After you get arrested as as a juvenile and get processed, go to court and get home detention, is your PO or whoever is overlooking your case allowed to urine test you?


@JimmyT - That is probably the case as the juvenile courts in the country are really inconsistent as far as charging juveniles with crimes goes and some will keep the juvenile offenders arrested after they turn adult age.

I think that one reason they allow some people to go once they become adults is because they do not want the teenagers to become institutionalized prisoners and not be able to re-enter society.

There is the belief by many that people that occur such crimes at an early age may not be conscience of what they are doing and should not be put in prison for so long a time that they cannot re-enter and contribute to society.

I disagree with these thoughts entirely as in the case you described, because if they had been merely a few years older they would have been sent to prison for life at least.

I really have to wonder if there are politicians or law makers out there looking to standardize juvenile arrest and sentencing procedures and be able to prevent sentencing like this from occurring?


I really am wondering how exactly a juvenile can be tried as an adult?

It seems to me, through cases I have observed over the years, that these occur at absolute random in serious crimes and that it all depends on the judge that decides whether or not to try the juvenile offender as an adult or not.

I have heard of serious crimes occurring involving juveniles in which they were allowed to be tried as juveniles, much to the dismay of observers of the case.

One instance I know involved a murder from two teenagers of a younger boy and because they were tried as juveniles they were released when they turned 18 after only serving 4 years in prison!

This I found unbelievable, because they were found guilty of 1st degree murder and I wonder if the legal system had a loophole that only allowed them to get charged in such a way as juveniles.

@titans62 - Well, although records can be wiped clean for juvenile offenders it all depends on what state one is in the what the laws are that govern such people.

I know that in some states it all depends on what the crime is.
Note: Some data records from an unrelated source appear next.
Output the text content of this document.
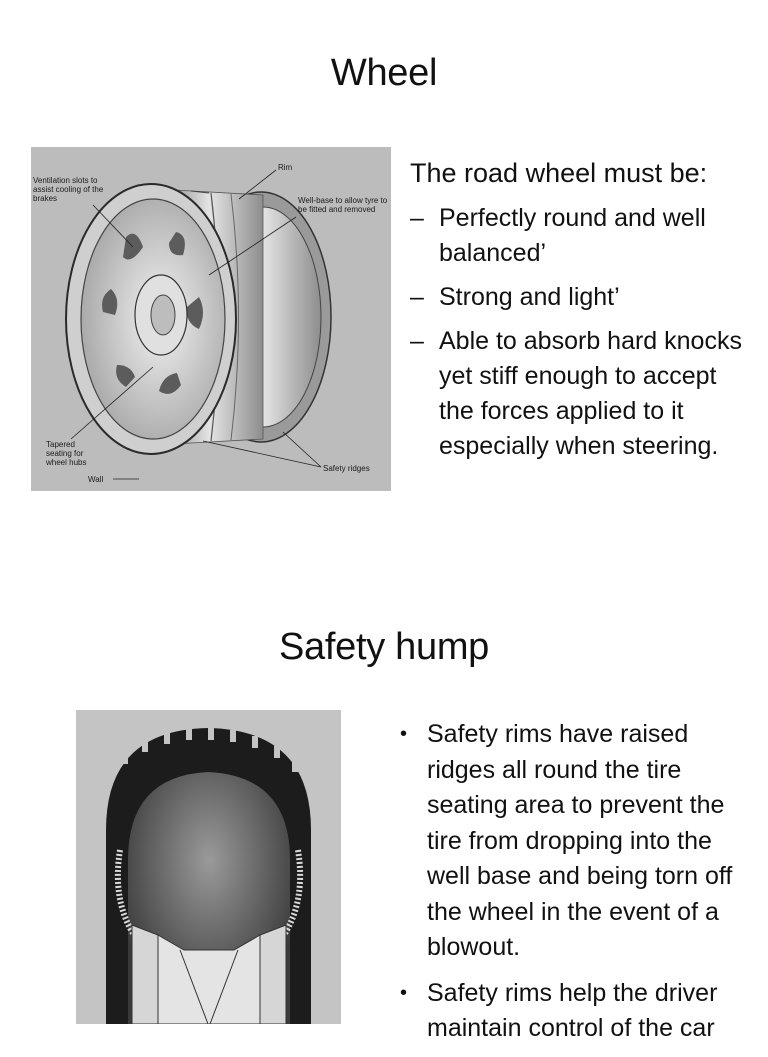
Wheel
Ventilation slots to assist cooling of the brakes
Rim
Well-base to allow tyre to be fitted and removed
Tapered seating for wheel hubs
Wall
Safety ridges
The road wheel must be:
– Perfectly round and well balanced’
– Strong and light’
– Able to absorb hard knocks yet stiff enough to accept the forces applied to it especially when steering.
Safety hump
• Safety rims have raised ridges all round the tire seating area to prevent the tire from dropping into the well base and being torn off the wheel in the event of a blowout.
• Safety rims help the driver maintain control of the car
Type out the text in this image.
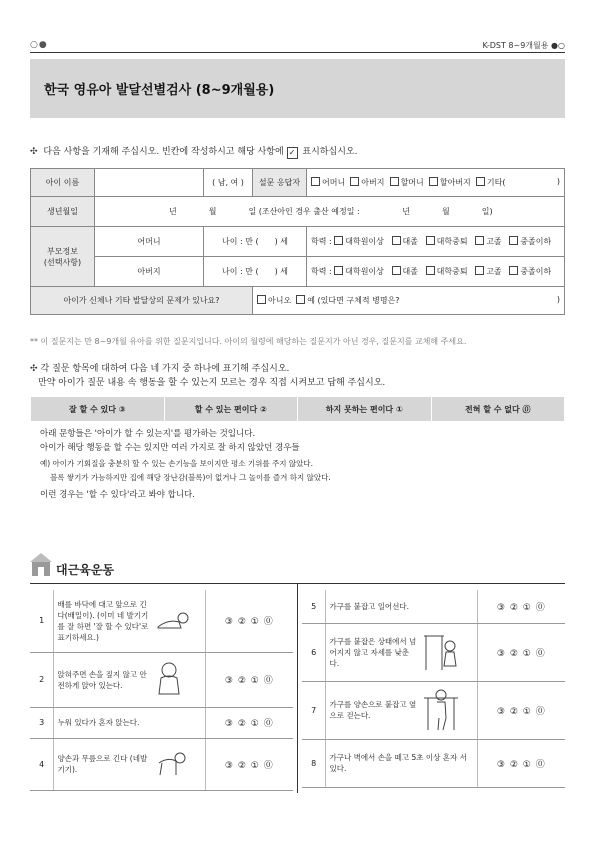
○●	K-DST 8~9개월용 ●○
한국 영유아 발달선별검사 (8~9개월용)
✣ 다음 사항을 기재해 주십시오. 빈칸에 작성하시고 해당 사항에 ✓ 표시하십시오.
아이 이름		( 남, 여 )	설문 응답자	어머니 아버지 할머니 할아버지 기타( )

생년월일	년　　　　월　　　　일 (조산아인 경우 출산 예정일 : 년　　　　월　　　　일)			
부모정보
(선택사항)	어머니	나이 : 만 (　　) 세		학력 : 대학원이상 대졸 대학중퇴 고졸 중졸이하
	아버지	나이 : 만 (　　) 세		학력 : 대학원이상 대졸 대학중퇴 고졸 중졸이하
아이가 신체나 기타 발달상의 문제가 있나요?			아니오 예 (있다면 구체적 병명은? )	
** 이 질문지는 만 8~9개월 유아를 위한 질문지입니다. 아이의 월령에 해당하는 질문지가 아닌 경우, 질문지를 교체해 주세요.
✣ 각 질문 항목에 대하여 다음 네 가지 중 하나에 표기해 주십시오.
만약 아이가 질문 내용 속 행동을 할 수 있는지 모르는 경우 직접 시켜보고 답해 주십시오.
잘 할 수 있다 ③	할 수 있는 편이다 ②	하지 못하는 편이다 ①	전혀 할 수 없다 ⓪
아래 문항들은 '아이가 할 수 있는지'를 평가하는 것입니다.
아이가 해당 행동을 할 수는 있지만 여러 가지로 잘 하지 않았던 경우들
예) 아이가 기회질을 충분히 할 수 있는 손기능을 보이지만 평소 기위를 주지 않았다.
블록 쌓기가 가능하지만 집에 해당 장난감(블록)이 없거나 그 놀이를 즐겨 하지 않았다.
이런 경우는 '할 수 있다'라고 봐야 합니다.
대근육운동
1	배를 바닥에 대고 앞으로 긴다(배밀이). (이미 네 발기기를 잘 하면 '잘 할 수 있다'로 표기하세요.)	③ ② ① ⓪
2	앉혀주면 손을 짚지 않고 안전하게 앉아 있는다.	③ ② ① ⓪
3	누워 있다가 혼자 앉는다.	③ ② ① ⓪
4	양손과 무릎으로 긴다 (네발기기).	③ ② ① ⓪
5	가구를 붙잡고 일어선다.	③ ② ① ⓪
6	가구를 붙잡은 상태에서 넘어지지 않고 자세를 낮춘다.	③ ② ① ⓪
7	가구를 양손으로 붙잡고 옆으로 걷는다.	③ ② ① ⓪
8	가구나 벽에서 손을 떼고 5초 이상 혼자 서 있다.	③ ② ① ⓪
Say it is something like petty theft then it will probably be erased off the juvenile's record once they reach a certain age, but a lot of times if it is considered a felony then it will stay on the person's record into adulthood.

Juvenile laws vary all across the country and it all depends mostly on the state on is in. As far as not making juvenile arrests public record, it also varies a great deal as in my state, the arrest of the crime is, but the trial and sentencing portion is never known.

I know that juvenile arrests usually are not allowed to be known by the public or talked about and I really never understood why this is so.

I can understand that there are certain types of instances where this is understandable, like say the juvenile was a victim, but I feel hat if someone breaks the law and is arrested that the public has a right to know no matter what the person's age is.

I have also heard that once a person is no longer considered a juvenile their juvenile arrest record is wiped clean and they basically start from scratch. I know that people can change over time and that people may do rather dumb things when they are young, but why is it these crimes can be wiped clean just because one is a certain age, while an adult may keep the crime on their record for the rest of their life?